GER ONLY Petar Sliskovic MSV Duisburg 01-02-2020imago images / MaBoSportQuelle: imago images / MaBoSport

Bei den Zebras war Sliskovic in der vergangenen Spielzeit gesetzt, absolvierte 26 Spiele für den Drittligisten und brachte es dabei auf fünf Torbeteiligungen (vier Tore, ein Assist). Eigentlich plante man beim MSV auch in der kommenden Saison mit dem mittlerweile 29-Jährigen: "Für uns war sein Verbleib bei uns nach dem vergangenen Samstag eigentlich klar", sagte Sportdirektor Ivica Grlic, schob allerdings nach: "In den vergangenen vier, fünf Tagen ist dann aber mit einem erneuten Angebot noch einmal Bewegung in die Sache gekommen, und wir haben uns dann nach vielen und intensiven internen Gesprächen entschieden, Petar abzugeben."

Türkgücü München verkündet "Wunschtransfer" von Petar Sliskovic

Besagtes Angebot erreichte die Duisburger aus München vom Drittliga-Aufsteiger Türkgücü, der Sliskovic von einem Transfer überzeugen konnte. "Türkgücü München hat sich sehr um mich bemüht und ich bin gespannt, was mich erwarten wird. Die Verantwortlichen haben bei mir einen sehr positiven Eindruck hinterlassen und wirken sehr hartnäckig und extrem motiviert. Ich möchte die in mich gesetzten Erwartungen erfüllen und mithelfen, dass wir uns als Aufsteiger in der starken dritten Liga schnell akklimatisieren und unsere Ziele erreichen", so Sliskovic über seinen neuen Arbeitgeber.

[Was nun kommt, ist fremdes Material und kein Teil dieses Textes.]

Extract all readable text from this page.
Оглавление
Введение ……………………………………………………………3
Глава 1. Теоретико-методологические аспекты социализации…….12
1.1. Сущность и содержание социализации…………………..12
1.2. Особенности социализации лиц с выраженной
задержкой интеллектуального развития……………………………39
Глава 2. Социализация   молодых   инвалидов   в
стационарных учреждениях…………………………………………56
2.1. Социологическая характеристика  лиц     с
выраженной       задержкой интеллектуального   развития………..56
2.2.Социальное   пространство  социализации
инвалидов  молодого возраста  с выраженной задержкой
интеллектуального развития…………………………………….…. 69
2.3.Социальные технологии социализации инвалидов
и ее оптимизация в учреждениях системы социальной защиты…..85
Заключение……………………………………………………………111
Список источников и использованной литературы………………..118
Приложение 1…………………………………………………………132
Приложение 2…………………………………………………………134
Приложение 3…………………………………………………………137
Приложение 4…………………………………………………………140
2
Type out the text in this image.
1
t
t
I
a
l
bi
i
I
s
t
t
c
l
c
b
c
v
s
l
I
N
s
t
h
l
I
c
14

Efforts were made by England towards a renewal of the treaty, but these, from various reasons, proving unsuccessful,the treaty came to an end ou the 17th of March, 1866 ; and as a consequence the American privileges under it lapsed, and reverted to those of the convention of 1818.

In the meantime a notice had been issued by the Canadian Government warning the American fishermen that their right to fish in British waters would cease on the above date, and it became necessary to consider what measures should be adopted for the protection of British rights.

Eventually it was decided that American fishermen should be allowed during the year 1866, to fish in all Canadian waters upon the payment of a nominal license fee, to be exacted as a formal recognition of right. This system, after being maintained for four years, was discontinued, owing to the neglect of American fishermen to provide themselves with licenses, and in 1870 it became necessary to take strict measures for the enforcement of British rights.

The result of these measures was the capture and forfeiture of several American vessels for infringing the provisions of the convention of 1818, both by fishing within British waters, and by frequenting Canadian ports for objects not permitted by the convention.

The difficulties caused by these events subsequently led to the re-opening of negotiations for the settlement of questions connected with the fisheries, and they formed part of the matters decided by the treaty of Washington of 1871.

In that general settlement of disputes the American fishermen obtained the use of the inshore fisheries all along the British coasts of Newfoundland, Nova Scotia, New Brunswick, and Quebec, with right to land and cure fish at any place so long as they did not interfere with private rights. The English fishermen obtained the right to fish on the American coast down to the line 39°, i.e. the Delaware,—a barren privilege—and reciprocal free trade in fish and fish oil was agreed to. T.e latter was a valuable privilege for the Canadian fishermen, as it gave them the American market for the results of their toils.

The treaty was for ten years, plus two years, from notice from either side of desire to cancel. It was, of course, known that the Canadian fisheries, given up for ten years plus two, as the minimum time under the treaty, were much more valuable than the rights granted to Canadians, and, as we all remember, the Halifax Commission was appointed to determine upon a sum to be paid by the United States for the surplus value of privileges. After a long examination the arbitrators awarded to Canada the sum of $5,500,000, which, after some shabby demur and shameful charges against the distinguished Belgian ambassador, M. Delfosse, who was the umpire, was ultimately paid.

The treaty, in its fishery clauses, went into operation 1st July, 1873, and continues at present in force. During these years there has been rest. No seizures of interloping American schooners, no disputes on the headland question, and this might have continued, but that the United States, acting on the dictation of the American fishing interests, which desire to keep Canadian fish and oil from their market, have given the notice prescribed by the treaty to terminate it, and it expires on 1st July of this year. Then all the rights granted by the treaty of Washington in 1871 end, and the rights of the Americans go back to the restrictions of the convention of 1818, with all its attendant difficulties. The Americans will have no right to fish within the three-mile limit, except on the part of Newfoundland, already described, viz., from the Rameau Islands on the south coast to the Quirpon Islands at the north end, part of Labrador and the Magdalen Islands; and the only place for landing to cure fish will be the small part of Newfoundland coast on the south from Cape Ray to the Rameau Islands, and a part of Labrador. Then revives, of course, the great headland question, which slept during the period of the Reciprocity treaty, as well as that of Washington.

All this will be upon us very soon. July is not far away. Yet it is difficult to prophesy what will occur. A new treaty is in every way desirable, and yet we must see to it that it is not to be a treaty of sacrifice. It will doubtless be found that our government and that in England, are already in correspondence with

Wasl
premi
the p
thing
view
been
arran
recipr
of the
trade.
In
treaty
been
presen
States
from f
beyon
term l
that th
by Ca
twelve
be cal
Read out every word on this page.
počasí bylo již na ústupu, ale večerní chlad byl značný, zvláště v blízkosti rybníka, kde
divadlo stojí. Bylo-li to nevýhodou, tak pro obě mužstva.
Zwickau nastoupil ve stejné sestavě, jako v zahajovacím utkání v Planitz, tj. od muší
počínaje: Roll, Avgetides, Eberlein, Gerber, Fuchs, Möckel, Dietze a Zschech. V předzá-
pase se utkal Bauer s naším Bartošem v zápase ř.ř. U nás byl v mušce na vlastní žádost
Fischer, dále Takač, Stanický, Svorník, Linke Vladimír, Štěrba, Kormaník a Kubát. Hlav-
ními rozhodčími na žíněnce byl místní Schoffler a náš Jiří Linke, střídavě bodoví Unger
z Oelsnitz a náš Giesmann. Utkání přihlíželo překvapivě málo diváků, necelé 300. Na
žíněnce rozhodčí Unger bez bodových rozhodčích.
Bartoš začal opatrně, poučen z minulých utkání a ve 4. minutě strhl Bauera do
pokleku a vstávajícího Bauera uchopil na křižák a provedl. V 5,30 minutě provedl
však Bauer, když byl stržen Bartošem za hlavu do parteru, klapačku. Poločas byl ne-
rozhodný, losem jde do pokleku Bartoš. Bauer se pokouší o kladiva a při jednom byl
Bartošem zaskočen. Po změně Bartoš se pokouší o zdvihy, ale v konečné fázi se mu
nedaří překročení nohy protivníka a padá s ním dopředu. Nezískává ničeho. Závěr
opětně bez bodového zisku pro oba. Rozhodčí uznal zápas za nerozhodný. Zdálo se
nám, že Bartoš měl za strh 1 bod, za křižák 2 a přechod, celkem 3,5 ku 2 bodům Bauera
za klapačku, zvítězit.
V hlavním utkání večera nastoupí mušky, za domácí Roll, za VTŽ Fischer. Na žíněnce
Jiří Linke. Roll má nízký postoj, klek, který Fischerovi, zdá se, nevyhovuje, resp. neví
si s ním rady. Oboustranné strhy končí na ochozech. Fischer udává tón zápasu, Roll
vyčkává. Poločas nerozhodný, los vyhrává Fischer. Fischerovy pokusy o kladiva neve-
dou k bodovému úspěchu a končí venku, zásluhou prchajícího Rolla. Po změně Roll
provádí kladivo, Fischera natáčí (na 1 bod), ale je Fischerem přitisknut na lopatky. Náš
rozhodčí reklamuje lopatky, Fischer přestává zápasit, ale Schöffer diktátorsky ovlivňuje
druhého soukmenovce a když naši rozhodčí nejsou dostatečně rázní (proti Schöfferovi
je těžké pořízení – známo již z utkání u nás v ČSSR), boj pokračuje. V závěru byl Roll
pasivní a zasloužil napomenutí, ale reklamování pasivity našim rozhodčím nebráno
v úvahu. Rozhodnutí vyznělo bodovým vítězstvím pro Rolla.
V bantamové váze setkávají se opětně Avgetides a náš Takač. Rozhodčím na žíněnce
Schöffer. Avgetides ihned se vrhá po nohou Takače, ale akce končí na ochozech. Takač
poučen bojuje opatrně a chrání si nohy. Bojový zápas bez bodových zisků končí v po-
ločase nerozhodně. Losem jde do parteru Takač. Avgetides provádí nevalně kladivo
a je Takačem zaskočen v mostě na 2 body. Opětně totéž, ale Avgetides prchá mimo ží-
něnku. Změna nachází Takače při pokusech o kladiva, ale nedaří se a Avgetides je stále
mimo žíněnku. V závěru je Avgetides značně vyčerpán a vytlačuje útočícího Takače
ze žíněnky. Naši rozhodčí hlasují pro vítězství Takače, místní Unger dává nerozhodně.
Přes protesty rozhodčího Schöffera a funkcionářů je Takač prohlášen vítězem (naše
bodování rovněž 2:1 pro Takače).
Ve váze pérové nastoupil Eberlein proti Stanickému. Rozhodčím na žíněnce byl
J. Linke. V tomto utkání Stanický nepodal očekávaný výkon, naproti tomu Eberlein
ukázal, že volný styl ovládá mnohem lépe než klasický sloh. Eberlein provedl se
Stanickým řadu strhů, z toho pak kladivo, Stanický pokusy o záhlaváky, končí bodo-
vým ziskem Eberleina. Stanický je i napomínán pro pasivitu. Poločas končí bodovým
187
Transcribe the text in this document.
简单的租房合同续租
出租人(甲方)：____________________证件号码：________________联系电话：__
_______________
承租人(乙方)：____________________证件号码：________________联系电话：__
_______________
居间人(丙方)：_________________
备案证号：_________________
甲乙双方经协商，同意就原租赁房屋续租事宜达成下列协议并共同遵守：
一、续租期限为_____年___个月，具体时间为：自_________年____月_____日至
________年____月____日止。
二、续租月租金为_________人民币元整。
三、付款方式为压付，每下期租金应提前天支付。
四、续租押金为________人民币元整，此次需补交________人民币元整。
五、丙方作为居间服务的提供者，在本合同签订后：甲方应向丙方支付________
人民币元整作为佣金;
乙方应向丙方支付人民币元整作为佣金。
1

Auch wenn Sliskovic nach seinem fulminanten Einstand in der Bundesliga der große Durchbruch stets verwehrt blieb, dürfen sich Fans und Verantwortliche von Türkgücü auf einen vielversprechenden Neuzugang freuen. "Petar ist ein erfahrener Profi, der die Qualität in unserem Kader anheben und das Offensivspiel beleben soll. Wir sind sehr froh, dass wir diesen Wunschtransfer durchsetzen konnten", ließ Kaderplaner Roman Plesche auf der vereinseigenen Homepage verlauten.

Wer bereits den Zorn von Jürgen Klopp verspürt und ein Pfeifkonzert im Signal Iduna Park hautnah miterlebt hat, der dürfte allemal gestanden genug sein, um das ambitionierte Projekt des Münchner Klubs voranzutreiben.